Toujours dans le même objectif : intégrer la prévention dans les parcours d’enseignement. La MSA Mayenne Orne Sarthe mène de son côté tout un travail sur la filière équine : un livret pédagogique a été élaboré pour aider à mieux appréhender l’approche du cheval et les bonnes pratiques. Il sera diffusé à la rentrée prochaine en Mayenne et dans l’Orne. Des journées de prévention ont régulièrement lieu dans les établissements, comme « Mieux vaut prévenir que guérir » à l’AgriCampus de Laval. La caisse n’oublie pas les Maisons familiales rurales (MFR) puisqu’un groupe d’échange a été mis en place pour les directeurs d’établissements. Ils peuvent y partager leur expérience et questionnements.

Du côté des statistiques nationales, un suivi sera désormais mené chaque année, puis, tous les quatre à cinq ans, une nouvelle étude plus complète sera publiée, comme celle-ci. « Les indicateurs pourront évoluer, conclut Éric Hugues. Nous chercherons notamment à mieux connaître les secteurs concernés par les accidents des apprentis ; un point qui va demander un travail important. Nous développerons également les types de risques concernés. »

1. La MSA dénombre un peu plus de 733 000 salariés agricoles actifs en 2020.

Derrière les chiffres

Tout chiffre à son contexte. L‘étude se base sur les déclarations indemnisées par la MSA. Si un accident n‘est pas déclaré, il n’est donc pas pris en compte puisqu’elle n’en a pas connaissance. L’employeur remplit par ailleurs lui-même les déclarations et, de plus, certaines entreprises agricoles sont affiliées au régime général. Les limites de la connaissance statistique sont ainsi faites que les résultats ne peuvent pas être totalement exhaustifs.

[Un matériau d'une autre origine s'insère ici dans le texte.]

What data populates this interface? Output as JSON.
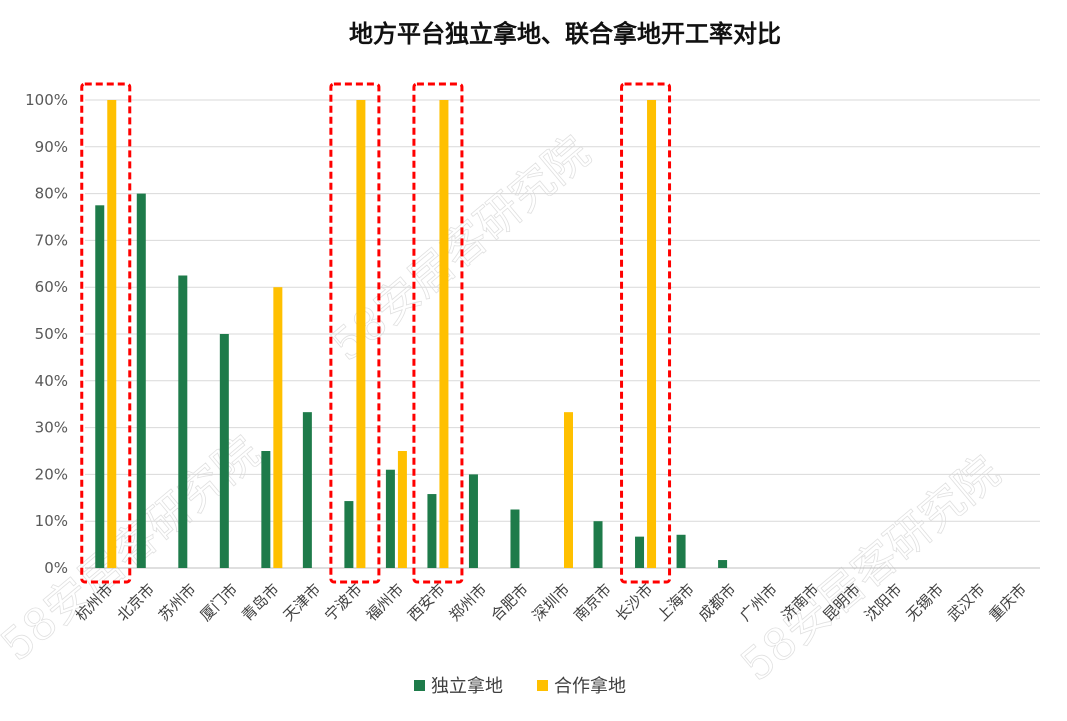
{
  "chart_data": {
    "type": "bar",
    "title": "地方平台独立拿地、联合拿地开工率对比",
    "categories": [
      "杭州市",
      "北京市",
      "苏州市",
      "厦门市",
      "青岛市",
      "天津市",
      "宁波市",
      "福州市",
      "西安市",
      "郑州市",
      "合肥市",
      "深圳市",
      "南京市",
      "长沙市",
      "上海市",
      "成都市",
      "广州市",
      "济南市",
      "昆明市",
      "沈阳市",
      "无锡市",
      "武汉市",
      "重庆市"
    ],
    "series": [
      {
        "name": "独立拿地",
        "color": "#1e7b4a",
        "values": [
          0.775,
          0.8,
          0.625,
          0.5,
          0.25,
          0.333,
          0.143,
          0.21,
          0.158,
          0.2,
          0.125,
          0,
          0.1,
          0.067,
          0.071,
          0.017,
          0,
          0,
          0,
          0,
          0,
          0,
          0
        ]
      },
      {
        "name": "合作拿地",
        "color": "#ffc000",
        "values": [
          1.0,
          0,
          0,
          0,
          0.6,
          0,
          1.0,
          0.25,
          1.0,
          0,
          0,
          0.333,
          0,
          1.0,
          0,
          0,
          0,
          0,
          0,
          0,
          0,
          0,
          0
        ]
      }
    ],
    "y_ticks": [
      "0%",
      "10%",
      "20%",
      "30%",
      "40%",
      "50%",
      "60%",
      "70%",
      "80%",
      "90%",
      "100%"
    ],
    "ylim": [
      0,
      1
    ],
    "grid": true,
    "legend_position": "bottom",
    "highlighted_categories": [
      "杭州市",
      "宁波市",
      "西安市",
      "长沙市"
    ],
    "highlight_color": "#ff0000"
  },
  "watermark": "58安居客研究院"
}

Le travail des préventeurs pour couvrir la réalité concrète du terrain reste ainsi indispensable à toute politique de prévention. De même, les variations importantes de population entraînent des phénomènes difficiles à appréhender sans une étude très poussée. Les secteurs touchés par les diminutions d’effectifs, plus ou moins accidentogènes, peuvent affecter différemment la balance globale des résultats.